Longtime advocate for young girls and women, the WNY Women’s Foundation has been continuing on the mission of creating a culture of possibilities since the 1970s in Buffalo. As one of the most comprehensive women’s foundations in the nation, it provides proof for the disparities that are still found between the genders in our region today through initiatives with community, advocacy, partnerships and research.

In their second study, “Pathways To Progress, Vol. 2,” the 2017 report outlines a snapshot of issues surrounding women and girls daily in Western New York. The research cites that 2119 will be the year that women achieve pay equality if no action is taken. (Yes, 2119.)

“It really helped us look at what these high-impact issues were that could really allow us to implement systemic change,” said Sheri Scavone, executive director of the WNY Women’s Foundation.

Young adolescent girls in poverty, single moms and young aspiring leaders have become a focus for their pursuits in lobbying for policy change.

While not all women-centric organization look to face down Washington, for most it seems finding solidarity in sisterhood is enough. Desirae Currier, president and cofounder of WINC (Women Inspired through Networking Collaboration) explained that she’d been part of co-ed networking groups before and loved them—but found they ultimately lacked the flexibility she needed as a single mother.

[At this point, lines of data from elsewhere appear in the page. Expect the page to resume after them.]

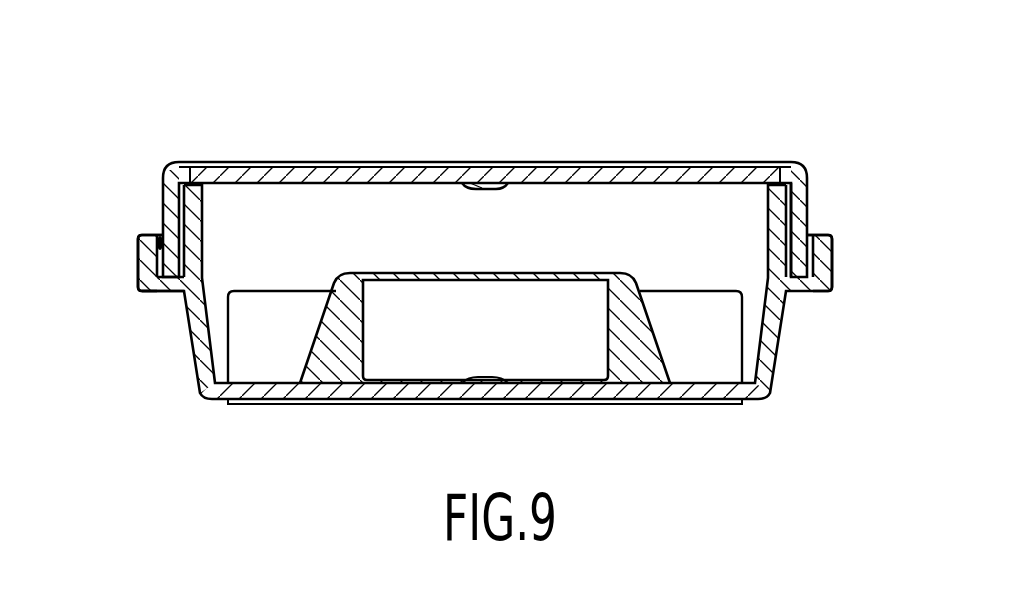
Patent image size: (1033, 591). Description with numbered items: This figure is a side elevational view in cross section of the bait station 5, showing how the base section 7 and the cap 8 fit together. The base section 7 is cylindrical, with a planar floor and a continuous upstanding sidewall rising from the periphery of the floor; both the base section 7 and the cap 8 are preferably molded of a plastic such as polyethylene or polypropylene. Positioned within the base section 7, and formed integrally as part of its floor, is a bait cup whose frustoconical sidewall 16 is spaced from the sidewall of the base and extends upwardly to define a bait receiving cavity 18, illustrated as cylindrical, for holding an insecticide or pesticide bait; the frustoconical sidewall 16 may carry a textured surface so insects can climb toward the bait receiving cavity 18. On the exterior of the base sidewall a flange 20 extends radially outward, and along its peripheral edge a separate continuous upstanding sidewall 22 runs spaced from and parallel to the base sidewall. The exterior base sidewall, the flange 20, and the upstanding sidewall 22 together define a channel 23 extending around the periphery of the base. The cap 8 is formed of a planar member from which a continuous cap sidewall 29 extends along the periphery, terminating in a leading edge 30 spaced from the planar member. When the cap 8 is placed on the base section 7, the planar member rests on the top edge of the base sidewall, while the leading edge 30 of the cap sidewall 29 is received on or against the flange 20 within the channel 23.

The bait station 5 is at (277, 118).
The base section 7 is at (250, 427).
The cap 8 is at (755, 120).
The frustoconical sidewall 16 is at (648, 297).
The bait receiving cavity 18 is at (502, 343).
The flange 20 is at (165, 292).
The upstanding sidewall 22 is at (138, 250).
The channel 23 is at (159, 244).
The cap sidewall 29 is at (803, 213).
The leading edge 30 is at (793, 292).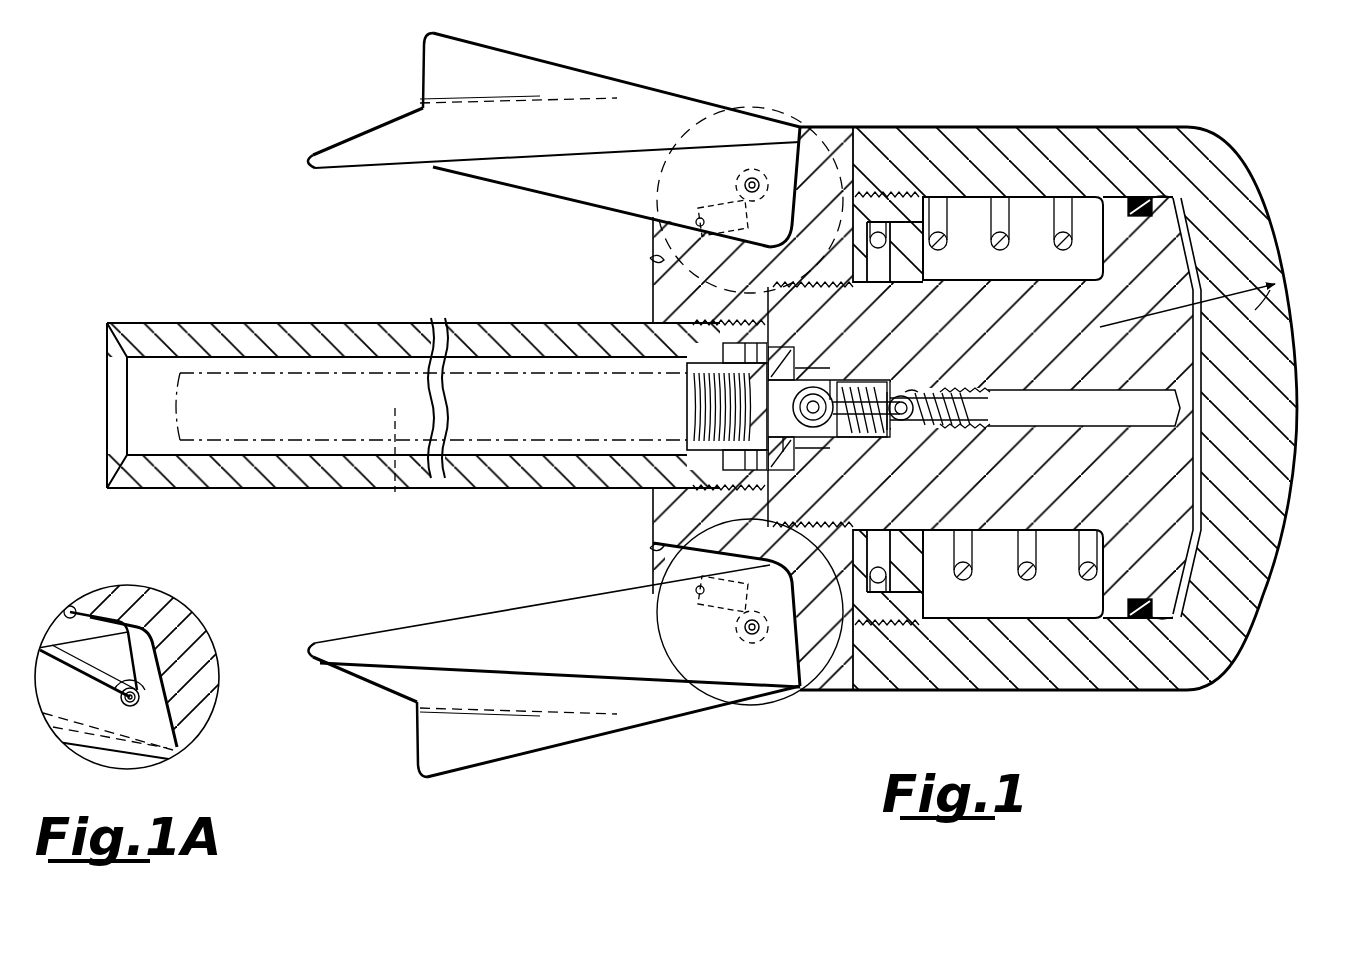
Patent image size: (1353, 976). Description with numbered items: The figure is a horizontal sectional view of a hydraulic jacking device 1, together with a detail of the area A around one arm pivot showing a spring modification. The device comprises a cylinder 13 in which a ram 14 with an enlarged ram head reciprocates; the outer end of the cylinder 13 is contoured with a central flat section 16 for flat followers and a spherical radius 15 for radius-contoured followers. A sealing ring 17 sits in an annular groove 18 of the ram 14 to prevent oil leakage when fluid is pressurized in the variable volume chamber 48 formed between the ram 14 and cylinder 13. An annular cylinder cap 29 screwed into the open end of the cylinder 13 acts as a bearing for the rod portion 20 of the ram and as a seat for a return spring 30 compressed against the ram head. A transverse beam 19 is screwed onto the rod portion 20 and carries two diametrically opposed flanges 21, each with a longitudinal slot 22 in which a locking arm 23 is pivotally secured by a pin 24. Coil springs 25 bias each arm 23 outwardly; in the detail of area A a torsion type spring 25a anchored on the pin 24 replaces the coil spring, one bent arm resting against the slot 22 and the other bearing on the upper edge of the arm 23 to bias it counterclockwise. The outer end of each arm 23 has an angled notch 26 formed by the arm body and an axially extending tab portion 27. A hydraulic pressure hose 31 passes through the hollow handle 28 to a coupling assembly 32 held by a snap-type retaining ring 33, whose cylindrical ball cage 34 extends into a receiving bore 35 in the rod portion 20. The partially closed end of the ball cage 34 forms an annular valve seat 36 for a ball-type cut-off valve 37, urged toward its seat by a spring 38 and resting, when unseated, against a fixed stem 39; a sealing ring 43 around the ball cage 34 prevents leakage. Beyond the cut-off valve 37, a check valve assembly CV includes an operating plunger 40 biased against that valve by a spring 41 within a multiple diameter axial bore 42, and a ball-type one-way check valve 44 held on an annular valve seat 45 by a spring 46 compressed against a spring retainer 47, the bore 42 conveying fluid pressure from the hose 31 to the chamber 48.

In FIG. 1, the hydraulic jacking device 1 is at (958, 126).
In FIG. 1, the cylinder 13 is at (1253, 551).
In FIG. 1, the ram 14 is at (1133, 250).
In FIG. 1, the spherical radius 15 is at (1278, 300).
In FIG. 1, the central flat section 16 is at (1295, 403).
In FIG. 1, the sealing ring 17 is at (1128, 206).
In FIG. 1, the annular groove 18 is at (1155, 205).
In FIG. 1, the transverse beam 19 is at (818, 153).
In FIG. 1, the rod portion 20 is at (1055, 490).
In FIG. 1, the flanges 21 is at (712, 172).
In FIG. 1, the longitudinal slot 22 is at (666, 266).
In FIG. 1A, the longitudinal slot 22 is at (70, 609).
In FIG. 1, the locking arm 23 is at (564, 83).
In FIG. 1A, the locking arm 23 is at (153, 720).
In FIG. 1, the pin 24 is at (755, 180).
In FIG. 1A, the pin 24 is at (136, 697).
In FIG. 1, the coil spring 25 is at (706, 240).
In FIG. 1A, the torsion type spring 25a is at (145, 637).
In FIG. 1, the angled notch 26 is at (424, 112).
In FIG. 1, the tab portion 27 is at (346, 157).
In FIG. 1, the hollow handle 28 is at (300, 332).
In FIG. 1, the annular cylinder cap 29 is at (874, 188).
In FIG. 1, the return spring 30 is at (1003, 242).
In FIG. 1, the hydraulic pressure hose 31 is at (393, 493).
In FIG. 1, the coupling assembly 32 is at (686, 390).
In FIG. 1, the snap-type retaining ring 33 is at (746, 334).
In FIG. 1, the cylindrical ball cage 34 is at (799, 385).
In FIG. 1, the receiving bore 35 is at (829, 392).
In FIG. 1, the annular valve seat 36 is at (817, 430).
In FIG. 1, the ball-type cut-off valve 37 is at (806, 416).
In FIG. 1, the spring 38 is at (786, 380).
In FIG. 1, the fixed stem 39 is at (745, 404).
In FIG. 1, the operating plunger 40 is at (852, 432).
In FIG. 1, the spring 41 is at (873, 388).
In FIG. 1, the multiple diameter axial bore 42 is at (873, 432).
In FIG. 1, the sealing ring 43 is at (801, 440).
In FIG. 1, the ball-type one-way check valve 44 is at (904, 421).
In FIG. 1, the annular valve seat 45 is at (902, 398).
In FIG. 1, the spring 46 is at (940, 426).
In FIG. 1, the spring retainer 47 is at (966, 399).
In FIG. 1, the variable volume chamber 48 is at (1200, 493).
In FIG. 1, the check valve assembly CV is at (933, 392).
In FIG. 1, the area A is at (657, 645).
In FIG. 1A, the area A is at (175, 598).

“The group itself, the rules, the price, it was just not conducive to my situation,” she says. Wanting to still remain active in her community, she created WINC with the help of other like-minded professional women who were finding themselves in similar situations.

For popular female networking group Buffalo Boss Babes, it’s more about building strong female friendships. Holding occasional panel discussions throughout the city, the group’s mission is simply to inspire and empower creative woman.

“I wanted to make genuine, low-pressure situations for people to connect,” says Carrie Rinehart, founder of Buffalo Boss Babes. “I sometimes felt at other events, it would be full of elevator pitches and proving yourself, and sometimes you just want to cry and talk about your struggles.”

So in 2020, what do women want? That answer may be more complex than ever, but it’s clear that women-only spaces seem to be providing a sisterhood for women to flourish and reach their full potential in a society that has yet to grant them total, equal opportunities and freedoms.

Female-focused coworking

The rise of women-centric spaces | Buffalo Magazine

Mother-daughter duo Susan and Ciara Morreale are behind Her Sanctuary, a community and coworking space next to their retail store Her Story. (Courtesy Michael Lotempio)

In Buffalo and beyond, female entrepreneurs are increasingly turning to women-only coworking environments, shared office space tailored for women working independently or collaboratively.

Buffalo

Her Sanctuary
1438 Hertel Ave, Buffalo

A women-only coworking space in North Buffalo that caters to female entrepreneurs offering shared collaborative space for events, workshops and inspiration.

The Vangaurd House

Set to open in late 2020 in downtown Buffalo, the women-only coworking space will offer short term PlayCare, mentorship programs, speaker series, workshops and events.

Toronto

Make Lemonade
326 Adelaide St W #600, Toronto, ON, Canada 

Located in downtown Toronto, Make Lemonade is a design-forward coworking environment offering coffee, phone booths, boardrooms and an outdoor patio space for female entrepreneurs.

The Wing

Set to open in late 2020 in the heart of Toronto, it will be a women-only coworking space complete with cafe, work areas, beauty room and showers.